Skilled Medical Writers understand that information contained in guidances from Regulatory Authorities, such as the FDA, can be turned into checklists that mirror the requirements outlined in sections such as, for example, Chemistry, Manufacturing and Controls (CMC), thus ensuring that Sponsors have a clear roadmap for compliance throughout the trial.
Crafting Aligned Checklists
Consider the intricate process of genome editing component design—a cornerstone of many biopharmaceutical interventions. Medical Writers have the ability to delve into the nuances of regulatory guidances, extracting key requirements related to component design, manufacturing, and testing. With precision, they can translate these requirements into comprehensive checklists that serve as a guide for the documents they author. From the description of design platforms to the detailed procedures for quality control and assurance, each element is meticulously aligned with the CMC sections of the guidances, providing Sponsors with a roadmap for compliance and success.
Having created in-house checklists, Medical Writers can verify that any of their deliverables meets the specifications as suggested by the FDA for the specific therapeutic area. Converting the FDA’s guidances into tangible checklists can be seen in the example of the CMC section of the GE guidance.
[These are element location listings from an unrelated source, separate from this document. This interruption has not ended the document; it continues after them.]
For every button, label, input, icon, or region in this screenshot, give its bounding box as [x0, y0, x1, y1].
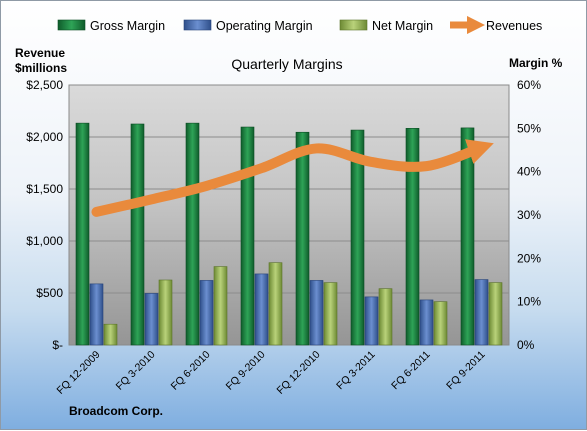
gross-margin-bar	[406, 128, 419, 345]
y-left-label-line2: $millions	[15, 61, 67, 75]
x-tick-label: FQ 12-2009	[55, 349, 103, 397]
x-tick-label: FQ 3-2010	[114, 349, 158, 393]
legend-label-net-margin: Net Margin	[372, 19, 433, 33]
net-margin-bar	[434, 302, 447, 345]
operating-margin-bar	[255, 274, 268, 345]
operating-margin-bar	[310, 280, 323, 345]
y-right-tick-label: 20%	[517, 251, 541, 265]
net-margin-bar	[214, 267, 227, 345]
y-right-label: Margin %	[509, 56, 563, 70]
y-right-tick-label: 0%	[517, 338, 535, 352]
y-left-tick-label: $1,500	[26, 182, 63, 196]
net-margin-bar	[159, 280, 172, 345]
x-tick-label: FQ 3-2011	[334, 349, 378, 393]
chart-title: Quarterly Margins	[231, 56, 342, 72]
legend-swatch-net-margin	[340, 20, 367, 30]
gross-margin-bar	[76, 123, 89, 345]
operating-margin-bar	[90, 284, 103, 345]
operating-margin-bar	[145, 293, 158, 345]
footer-company: Broadcom Corp.	[69, 404, 163, 418]
x-tick-label: FQ 6-2010	[169, 349, 213, 393]
y-right-tick-label: 40%	[517, 165, 541, 179]
x-tick-label: FQ 12-2010	[275, 349, 323, 397]
gross-margin-bar	[461, 128, 474, 345]
x-tick-label: FQ 9-2011	[444, 349, 488, 393]
y-right-tick-label: 30%	[517, 208, 541, 222]
y-left-tick-label: $1,000	[26, 234, 63, 248]
net-margin-bar	[379, 289, 392, 345]
legend-label-operating-margin: Operating Margin	[216, 19, 313, 33]
gross-margin-bar	[186, 123, 199, 345]
operating-margin-bar	[475, 280, 488, 345]
y-left-tick-label: $-	[52, 338, 63, 352]
gross-margin-bar	[131, 124, 144, 345]
y-right-tick-label: 60%	[517, 78, 541, 92]
legend-label-gross-margin: Gross Margin	[90, 19, 165, 33]
y-left-label-line1: Revenue	[15, 46, 65, 60]
net-margin-bar	[324, 283, 337, 345]
legend: Gross Margin Operating Margin Net Margin Re…	[58, 19, 542, 33]
net-margin-bar	[104, 324, 117, 345]
operating-margin-bar	[365, 297, 378, 345]
y-left-tick-label: $2,500	[26, 78, 63, 92]
gross-margin-bar	[241, 127, 254, 345]
net-margin-bar	[489, 283, 502, 345]
y-left-tick-label: $2,000	[26, 130, 63, 144]
y-right-tick-label: 10%	[517, 295, 541, 309]
operating-margin-bar	[420, 300, 433, 345]
x-tick-label: FQ 6-2011	[389, 349, 433, 393]
net-margin-bar	[269, 263, 282, 345]
legend-label-revenues: Revenues	[486, 19, 542, 33]
legend-swatch-gross-margin	[58, 20, 85, 30]
operating-margin-bar	[200, 280, 213, 345]
legend-swatch-operating-margin	[184, 20, 211, 30]
gross-margin-bar	[296, 132, 309, 345]
y-left-tick-label: $500	[36, 286, 63, 300]
x-tick-label: FQ 9-2010	[224, 349, 268, 393]
y-right-tick-label: 50%	[517, 121, 541, 135]
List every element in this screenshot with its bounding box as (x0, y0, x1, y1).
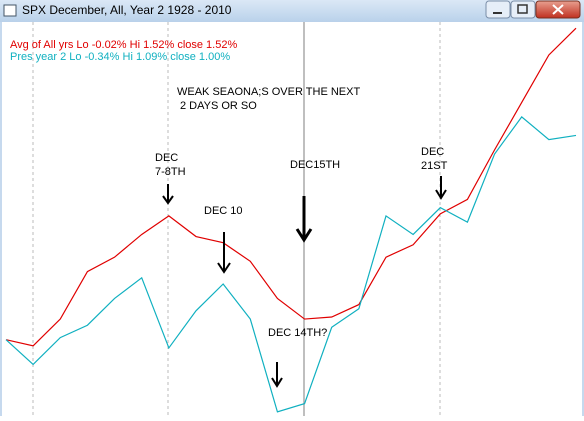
maximize-button[interactable] (510, 0, 536, 19)
series-line (5, 116, 577, 413)
legend-entry: Avg of All yrs Lo -0.02% Hi 1.52% close … (10, 39, 237, 51)
arrow (162, 184, 174, 205)
annotation: DEC (155, 152, 178, 164)
chart-area (2, 22, 582, 416)
arrow (271, 362, 283, 388)
close-icon (552, 4, 564, 15)
annotation: 7-8TH (155, 166, 186, 178)
app-icon (3, 4, 17, 17)
annotation: WEAK SEAONA;S OVER THE NEXT (177, 86, 360, 98)
arrows (162, 176, 447, 388)
minimize-icon (493, 12, 502, 14)
annotation: DEC (421, 146, 444, 158)
arrow (295, 196, 313, 243)
arrow (435, 176, 447, 200)
title-bar (0, 0, 584, 22)
annotation: DEC15TH (290, 159, 340, 171)
window-title: SPX December, All, Year 2 1928 - 2010 (22, 3, 232, 17)
minimize-button[interactable] (485, 0, 511, 19)
plot (5, 27, 577, 413)
annotation: 21ST (421, 160, 448, 172)
legend-entry: Pres year 2 Lo -0.34% Hi 1.09% close 1.0… (10, 51, 230, 63)
annotation: DEC 10 (204, 205, 243, 217)
series-line (5, 27, 577, 347)
maximize-icon (517, 4, 528, 14)
annotation: DEC 14TH? (268, 327, 327, 339)
arrow (217, 232, 231, 274)
annotation: 2 DAYS OR SO (180, 100, 257, 112)
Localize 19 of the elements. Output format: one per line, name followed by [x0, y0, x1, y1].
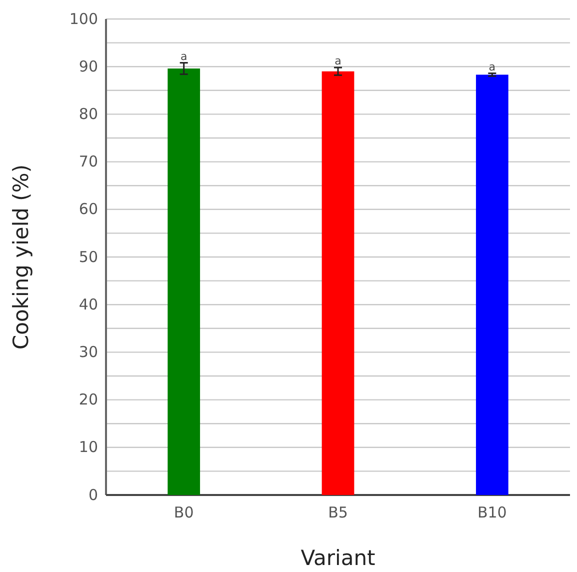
x-tick-label: B0	[174, 504, 194, 522]
y-tick-label: 100	[69, 10, 98, 28]
y-tick-label: 60	[78, 200, 98, 218]
y-tick-label: 70	[78, 152, 98, 171]
y-tick-label: 50	[78, 248, 98, 266]
x-tick-label: B5	[328, 504, 348, 522]
y-tick-label: 20	[78, 390, 98, 409]
y-axis-title: Cooking yield (%)	[9, 164, 33, 350]
annotation: a	[180, 50, 188, 63]
y-tick-label: 40	[78, 295, 98, 314]
x-axis-title: Variant	[300, 546, 376, 570]
y-tick-label: 10	[78, 438, 98, 456]
x-tick-label: B10	[477, 504, 507, 522]
y-tick-label: 90	[78, 57, 98, 76]
annotation: a	[334, 54, 342, 68]
y-tick-label: 30	[78, 343, 98, 361]
y-tick-label: 0	[88, 486, 98, 504]
y-tick-label: 80	[78, 105, 98, 123]
annotation: a	[488, 60, 496, 74]
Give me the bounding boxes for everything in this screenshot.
Here, most notably, GE Component Design describes why chosen design platforms are selected based on:
- Genomic targets and intended modifications
- Rationale for design and screening processes
- Sequences of GE components and expression constructs
- Optimization strategies reducing off-target genome modification risk
Analogously, the FDA guidance on CAR‑T can be turned into checklists as well. For example, the Vector Manufacturing and Testing section, should cover items such as:
- Characterization and testing of the vector structure, master, and working cell banks
- Stability studies for vectors
- Vector lot release testing
- Safety measures (such as sterility, mycoplasma, endotoxin, and adventitious agent testing)
- Identity, purity, biological activity, and strength of the vector
In the same CAR-T FDA guidance, the Collection, Handling, and Testing of Cellular Starting Material section checklist should look like the following:
- Describing procedures for handling leukapheresis starting material
- Determine donor eligibility for allogeneic leukapheresis material
- Test starting material for microbial contamination (e.g., sterility)
- Optionally characterize starting material (e.g., CD4+ and CD8+ T‑cells, NK cells, monocytes, and B‑cells)
- Proper labeling and tracking throughout the CAR‑T cell manufacturing process
These checklists help ensure the Sponsors are equipped with a plan for success that comes from Medical Writers dissecting complex regulatory guidelines and distilling them into actionable insights.
Empowering Trial Success: Leveraging Expertise
By leveraging their deep understanding of industry best practices, Medical Writers empower Sponsors to optimize trial design and execution, ensuring that patient safety remains paramount at every stage.
In the ever-evolving landscape of biopharmaceutical development, the role of Medical Writers as stewards of clarity and compliance cannot be overstated. Through their expertise and dedication, they help bridge the gap between vision and execution.